Okay this FunctionWranglers crashes with 1024 operations. Interesting…
Also it seems like the compilation time scales linearly with the amount of op, which is pretty sad.

It sounds like it generate the whole operations one by one into a function that is called after that, that brings the speed and that could explain the crash with 1024 operations…

Wow that code! I need time to consume.

I increased the amount of operation to 16 and the difference increased at the raw pointer too like 2-3x compared to the “bundle of jump”.

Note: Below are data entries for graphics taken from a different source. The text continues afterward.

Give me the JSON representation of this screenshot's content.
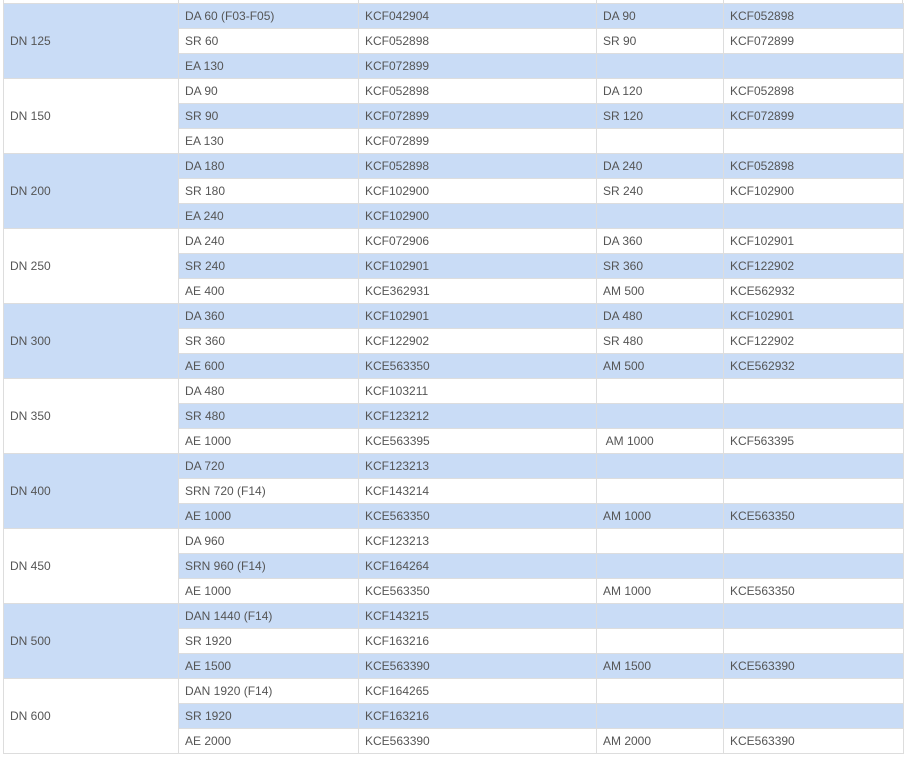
{
  "colors": {
    "stripe": "#c9dcf6",
    "border": "#dddddd",
    "text": "#555555"
  },
  "groups": [
    {
      "dn": "DN 125",
      "rows": [
        [
          "DA 60 (F03-F05)",
          "KCF042904",
          "DA 90",
          "KCF052898"
        ],
        [
          "SR 60",
          "KCF052898",
          "SR 90",
          "KCF072899"
        ],
        [
          "EA 130",
          "KCF072899",
          "",
          ""
        ]
      ]
    },
    {
      "dn": "DN 150",
      "rows": [
        [
          "DA 90",
          "KCF052898",
          "DA 120",
          "KCF052898"
        ],
        [
          "SR 90",
          "KCF072899",
          "SR 120",
          "KCF072899"
        ],
        [
          "EA 130",
          "KCF072899",
          "",
          ""
        ]
      ]
    },
    {
      "dn": "DN 200",
      "rows": [
        [
          "DA 180",
          "KCF052898",
          "DA 240",
          "KCF052898"
        ],
        [
          "SR 180",
          "KCF102900",
          "SR 240",
          "KCF102900"
        ],
        [
          "EA 240",
          "KCF102900",
          "",
          ""
        ]
      ]
    },
    {
      "dn": "DN 250",
      "rows": [
        [
          "DA 240",
          "KCF072906",
          "DA 360",
          "KCF102901"
        ],
        [
          "SR 240",
          "KCF102901",
          "SR 360",
          "KCF122902"
        ],
        [
          "AE 400",
          "KCE362931",
          "AM 500",
          "KCE562932"
        ]
      ]
    },
    {
      "dn": "DN 300",
      "rows": [
        [
          "DA 360",
          "KCF102901",
          "DA 480",
          "KCF102901"
        ],
        [
          "SR 360",
          "KCF122902",
          "SR 480",
          "KCF122902"
        ],
        [
          "AE 600",
          "KCE563350",
          "AM 500",
          "KCE562932"
        ]
      ]
    },
    {
      "dn": "DN 350",
      "rows": [
        [
          "DA 480",
          "KCF103211",
          "",
          ""
        ],
        [
          "SR 480",
          "KCF123212",
          "",
          ""
        ],
        [
          "AE 1000",
          "KCE563395",
          " AM 1000",
          "KCF563395"
        ]
      ]
    },
    {
      "dn": "DN 400",
      "rows": [
        [
          "DA 720",
          "KCF123213",
          "",
          ""
        ],
        [
          "SRN 720 (F14)",
          "KCF143214",
          "",
          ""
        ],
        [
          "AE 1000",
          "KCE563350",
          "AM 1000",
          "KCE563350"
        ]
      ]
    },
    {
      "dn": "DN 450",
      "rows": [
        [
          "DA 960",
          "KCF123213",
          "",
          ""
        ],
        [
          "SRN 960 (F14)",
          "KCF164264",
          "",
          ""
        ],
        [
          "AE 1000",
          "KCE563350",
          "AM 1000",
          "KCE563350"
        ]
      ]
    },
    {
      "dn": "DN 500",
      "rows": [
        [
          "DAN 1440 (F14)",
          "KCF143215",
          "",
          ""
        ],
        [
          "SR 1920",
          "KCF163216",
          "",
          ""
        ],
        [
          "AE 1500",
          "KCE563390",
          "AM 1500",
          "KCE563390"
        ]
      ]
    },
    {
      "dn": "DN 600",
      "rows": [
        [
          "DAN 1920 (F14)",
          "KCF164265",
          "",
          ""
        ],
        [
          "SR 1920",
          "KCF163216",
          "",
          ""
        ],
        [
          "AE 2000",
          "KCE563390",
          "AM 2000",
          "KCE563390"
        ]
      ]
    }
  ]
}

I think finally I get it. The key point here is that the compiler can’t generate performant code due to the FunctionWrappers/FunctionWranglers return type stability probably isn’t in the optimisation workflow. So I guess due to in normal case the return types of function pointers isn’t fixed, the coders didn’t focus on the optimisation of a code to deduce the stability of the return type of these function calls. So basically there is some type checking even tho we removed the / function. Also one more reason, the ops array could be any sort of return types, so it would be an unsafe operation not to check the type in runtime in this case. I don’t know if @anon56330260 you understand me? So basically the compiler cannot generate a code that could spare the type checking in that for loop before doing the += addition. Even if we call it with an input that could benefit from that optimisation to drop that type checking, the compiler mustn’t specialise and suppose it will get the an operation like that because that could cause very serious problem. So it isn’t about the problem of inlining and so on. Is this viable explanation? Maybe if we could specify that don’t check the types because it will be all right every time, but i don’t know if we have this.
Also it would be clever if I would check the native code… but no time for these details now.